Attempted to entrap Martha into violating a no-contact order, which backfired and led to Teri breaking up with him when he was cautioned by the police.
He shows no signs of guilt as these things happen. And it’s the threat of shame that’s causing them in the first place.
This is obvious, and uninteresting. It fits the model we’re already describing.
But there’s one detail that doesn’t quite fit.
And that is: if Richard Gadd was driven more by avoiding exposure than actually caring about people, then why on earth is all of this in the show?
I was back in the same beer garden yesterday, re-reading some old David Foster Wallace essays. Yes, I am that annoying guy you dated when you were 22. No, I still haven’t gone to South America.
Anyway, in E Unibus Pluram, on the nature and effects of television, DFW makes this remark:
Illusions of voyeurism and privileged access require real complicity from viewers. How can we be made so willingly to acquiesce for hours daily to the illusion that the people on the TV don't know they're being looked at, to the fantasy that we're transcending privacy?
Point being, Richard Gadd very obviously knows that I’m going to make the exact observation up there about how shitty he was to Teri. He’s trying to tell us all about it, but just not without the narrative that helps you get it.
He tells her he’s a builder because his comedy career just isn’t where he wants it to be. He avoids PDA because he isn’t ready to admit his sexuality isn’t as simple as he thought. He didn’t get her police protection because he wasn’t ready to face reality.
His identity came first. And he caused both of them harm because of it. Should he feel bad?
Fundamentally, he’s still letting us decide. And that’s some A-class guilt avoidance, right there. Because in a shame-based culture, guilt only counts if other people can confirm your intuition that you fucked up.
It’s no coincidence that the one moment in the show he actually admits to feeling bad about what he did to Teri, was on stage to a full room, that she just happened to be in the back of.
By these tactics, your superego isn’t internal anymore. It’s passed over to your audience.
And you know what, they may even let you off the hook.
My aversion to this, and to shame-based society in general, is pretty simple:
Learning a discipline is hard, passing an exam is easy.
A fully developed internal compass of right and wrong is essentially ‘prevention is better than cure’. You don’t do bad things because you don’t want to be a person that does bad things. It’s not like a type of suppression.
But to live in fear of shame? What if fear is calibrated?
By which I mean, if someone is scared being caught doing bad things, what does that mean for the bad things they don’t think they’ll get caught doing? The things we don’t know how to shame people for?
Speaking of horrible things that people have a low chance of being caught doing, some numbers for you:
In a YouGov poll, 10% of women in the UK said they have been spiked in their life
The UK police received almost 7,000 (74% women) reports of spiking in 2023. Up from ~5,000 a year prior, and from ~2,000 a couple years prior to that
In London specifically, spiking rates have quadrupled in the last five years
In the UK last year, just 61 people were convicted for spiking related offences
One man convicted in 2020 had spiked and raped up to 200 men before he was eventually jailed
Which takes me back to the pub bathroom.
Everyone knows we live in a media-built culture where identity is paramount and people take the image of being a good person over the work it involves. Behavioural scientists get this too, which is why I guess this is good poster design.

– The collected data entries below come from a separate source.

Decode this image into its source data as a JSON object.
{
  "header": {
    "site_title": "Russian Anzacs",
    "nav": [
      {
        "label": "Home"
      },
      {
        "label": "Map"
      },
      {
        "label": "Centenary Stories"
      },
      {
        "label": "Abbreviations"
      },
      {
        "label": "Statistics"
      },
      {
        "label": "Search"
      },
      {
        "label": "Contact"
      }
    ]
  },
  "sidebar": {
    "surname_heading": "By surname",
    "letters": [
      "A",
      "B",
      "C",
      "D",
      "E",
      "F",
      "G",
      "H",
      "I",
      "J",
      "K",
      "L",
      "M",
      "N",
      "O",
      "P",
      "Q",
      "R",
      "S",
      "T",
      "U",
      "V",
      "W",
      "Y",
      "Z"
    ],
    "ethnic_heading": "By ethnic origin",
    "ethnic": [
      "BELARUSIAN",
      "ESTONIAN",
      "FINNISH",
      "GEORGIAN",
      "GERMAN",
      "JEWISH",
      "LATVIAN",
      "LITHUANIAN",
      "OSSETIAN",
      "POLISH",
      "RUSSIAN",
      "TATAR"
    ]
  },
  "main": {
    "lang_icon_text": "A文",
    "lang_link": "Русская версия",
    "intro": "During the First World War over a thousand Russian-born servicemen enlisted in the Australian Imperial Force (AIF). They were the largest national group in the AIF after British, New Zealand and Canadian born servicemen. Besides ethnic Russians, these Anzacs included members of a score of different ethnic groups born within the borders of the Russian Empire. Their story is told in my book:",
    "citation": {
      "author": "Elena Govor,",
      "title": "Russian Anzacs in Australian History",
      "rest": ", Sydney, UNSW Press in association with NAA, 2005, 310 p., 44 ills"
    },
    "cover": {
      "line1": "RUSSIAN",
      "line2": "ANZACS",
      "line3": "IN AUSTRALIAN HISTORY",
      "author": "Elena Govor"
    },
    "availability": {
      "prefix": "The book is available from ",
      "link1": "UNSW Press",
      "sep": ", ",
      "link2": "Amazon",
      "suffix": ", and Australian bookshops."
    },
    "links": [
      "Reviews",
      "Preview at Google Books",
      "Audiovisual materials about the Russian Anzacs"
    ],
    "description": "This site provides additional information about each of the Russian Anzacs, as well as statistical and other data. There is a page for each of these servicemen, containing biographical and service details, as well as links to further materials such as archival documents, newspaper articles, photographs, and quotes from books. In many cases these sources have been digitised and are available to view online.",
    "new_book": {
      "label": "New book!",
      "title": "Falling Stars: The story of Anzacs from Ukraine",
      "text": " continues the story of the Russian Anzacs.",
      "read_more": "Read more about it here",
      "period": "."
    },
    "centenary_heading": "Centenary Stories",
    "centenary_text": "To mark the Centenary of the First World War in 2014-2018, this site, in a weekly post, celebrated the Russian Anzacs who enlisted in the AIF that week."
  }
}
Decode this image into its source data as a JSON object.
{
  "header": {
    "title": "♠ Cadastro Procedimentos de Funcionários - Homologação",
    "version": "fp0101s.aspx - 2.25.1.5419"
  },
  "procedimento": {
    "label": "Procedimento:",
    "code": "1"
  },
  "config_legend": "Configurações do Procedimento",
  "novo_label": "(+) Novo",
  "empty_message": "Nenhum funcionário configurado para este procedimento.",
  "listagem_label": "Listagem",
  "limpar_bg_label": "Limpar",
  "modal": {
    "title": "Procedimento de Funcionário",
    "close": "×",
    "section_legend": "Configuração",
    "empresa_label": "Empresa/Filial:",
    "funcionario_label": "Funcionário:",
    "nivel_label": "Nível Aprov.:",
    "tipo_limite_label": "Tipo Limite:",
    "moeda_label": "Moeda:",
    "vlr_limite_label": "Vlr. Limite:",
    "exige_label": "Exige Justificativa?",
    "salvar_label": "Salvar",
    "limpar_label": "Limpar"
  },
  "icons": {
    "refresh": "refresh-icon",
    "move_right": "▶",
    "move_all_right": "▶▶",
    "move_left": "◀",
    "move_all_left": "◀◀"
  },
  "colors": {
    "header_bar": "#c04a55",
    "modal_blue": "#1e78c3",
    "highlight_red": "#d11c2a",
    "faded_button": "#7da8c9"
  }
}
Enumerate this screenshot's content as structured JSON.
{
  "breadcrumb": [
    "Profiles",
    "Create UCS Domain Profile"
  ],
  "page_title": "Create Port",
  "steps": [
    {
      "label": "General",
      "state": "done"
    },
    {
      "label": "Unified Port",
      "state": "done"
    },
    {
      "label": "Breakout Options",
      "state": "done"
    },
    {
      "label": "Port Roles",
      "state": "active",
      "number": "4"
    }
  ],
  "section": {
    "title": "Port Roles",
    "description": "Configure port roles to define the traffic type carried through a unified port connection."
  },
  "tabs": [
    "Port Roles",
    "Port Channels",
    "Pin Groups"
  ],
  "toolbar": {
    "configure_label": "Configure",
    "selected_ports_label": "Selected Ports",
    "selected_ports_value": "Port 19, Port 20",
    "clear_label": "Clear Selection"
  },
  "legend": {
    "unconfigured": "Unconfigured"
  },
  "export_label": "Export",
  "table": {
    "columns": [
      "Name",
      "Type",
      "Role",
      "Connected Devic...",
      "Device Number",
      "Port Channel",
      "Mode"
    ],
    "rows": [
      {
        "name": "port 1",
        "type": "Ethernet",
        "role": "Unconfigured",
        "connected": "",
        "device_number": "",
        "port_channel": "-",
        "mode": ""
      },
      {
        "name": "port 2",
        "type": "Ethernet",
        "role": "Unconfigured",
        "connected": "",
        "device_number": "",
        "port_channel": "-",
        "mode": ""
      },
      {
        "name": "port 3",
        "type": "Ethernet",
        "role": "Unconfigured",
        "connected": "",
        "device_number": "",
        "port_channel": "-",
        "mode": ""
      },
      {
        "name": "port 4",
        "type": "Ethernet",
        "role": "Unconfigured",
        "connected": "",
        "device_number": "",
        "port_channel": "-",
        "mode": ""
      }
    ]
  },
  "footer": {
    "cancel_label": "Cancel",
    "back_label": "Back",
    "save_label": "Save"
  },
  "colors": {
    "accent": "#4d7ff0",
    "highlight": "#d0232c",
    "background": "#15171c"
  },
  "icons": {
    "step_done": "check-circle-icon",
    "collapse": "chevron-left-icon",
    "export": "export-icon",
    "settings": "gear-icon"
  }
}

But fuck me, what it says about everything else is seriously bad. The longer you go into using shame as a primary weapon, the better people get at avoiding it. The more complicated the tactics to deny having to confront yourself. Or the people you’re hurting. However small.
The question it’s too late to ask is how you stop that process from happening.
The real question is this: what are the fucked up things you do that you’d only feel bad about if people found out?
What’s that, there isn’t anything tearing you up?
Yeah, well, I guess that part makes sense.
As a note to end on: don’t spike people.